Mike, The machines are no more in that state to run the commands..

If this are the steps we are documenting as a workaround for the customers  then I am okay in running them. If not I will wait for the fix.

Comment 12 Hemanth Kumar 2016-11-03 07:35:22 UTC

As the BZ is moved to 2.2, Can comment #9 be documented in Known Issues of 2.1??

Comment 13 Mike Christie 2016-11-03 18:05:59 UTC

(In reply to Hemanth Kumar from comment #12)
> As the BZ is moved to 2.2, Can comment #9 be documented in Known Issues of
> 2.1??

Yes. I am working on it.

For the most part the instructions are what you will do.

I am just trying to test and add more info about how to handle if the user is using dm-multipath for root or other disks on the OSD/gw machine.

Comment 14 Hemanth Kumar 2016-11-10 21:19:03 UTC

Created attachment 1219550 [details]
Failover on N/W Failure

Hi Paul,

Failed the primary GW Node's N/W and the Failover happened within 15 secs..

Refer the attachment for the Performance monitor stats on Windows..

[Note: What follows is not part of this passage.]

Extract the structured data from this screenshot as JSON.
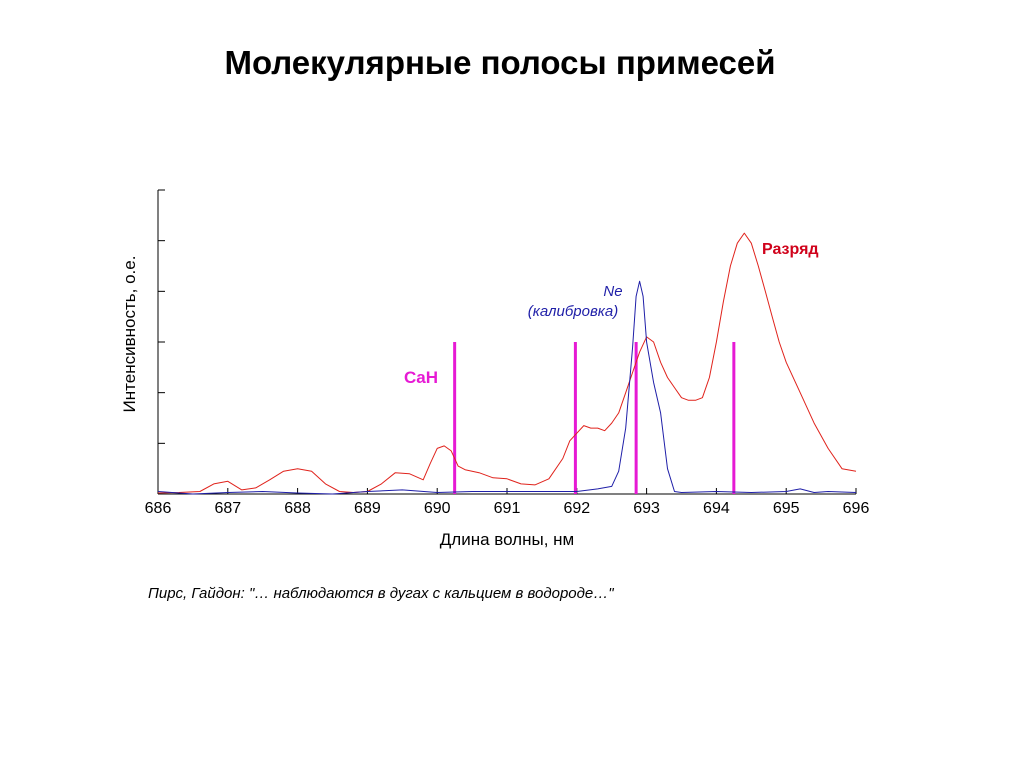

Will update the same after reboot..

Comment 15 Hemanth Kumar 2016-11-10 21:29:18 UTC

(In reply to Hemanth Kumar from comment #14)
> Created attachment 1219550 [details]
> Failover on N/W Failure
> 
> Hi Paul,
> 
> Failed the primary GW Node's N/W and the Failover happened within 15 secs..
> 
> Refer the attachment for the Performance monitor stats on Windows..
> 
> 
> Will update the same after reboot..

Ignore Comment#14

Updated in the wrong BZ..

Comment 19 Mike Christie 2016-11-22 19:46:05 UTC

Looks good. Thanks Bara.

Comment 20 Jason Dillaman 2017-01-04 21:11:25 UTC

This issue only affects RHCS 2.1 since RHCS 2.2 will utilize a new approach for incorporating RBD-backed iSCSI.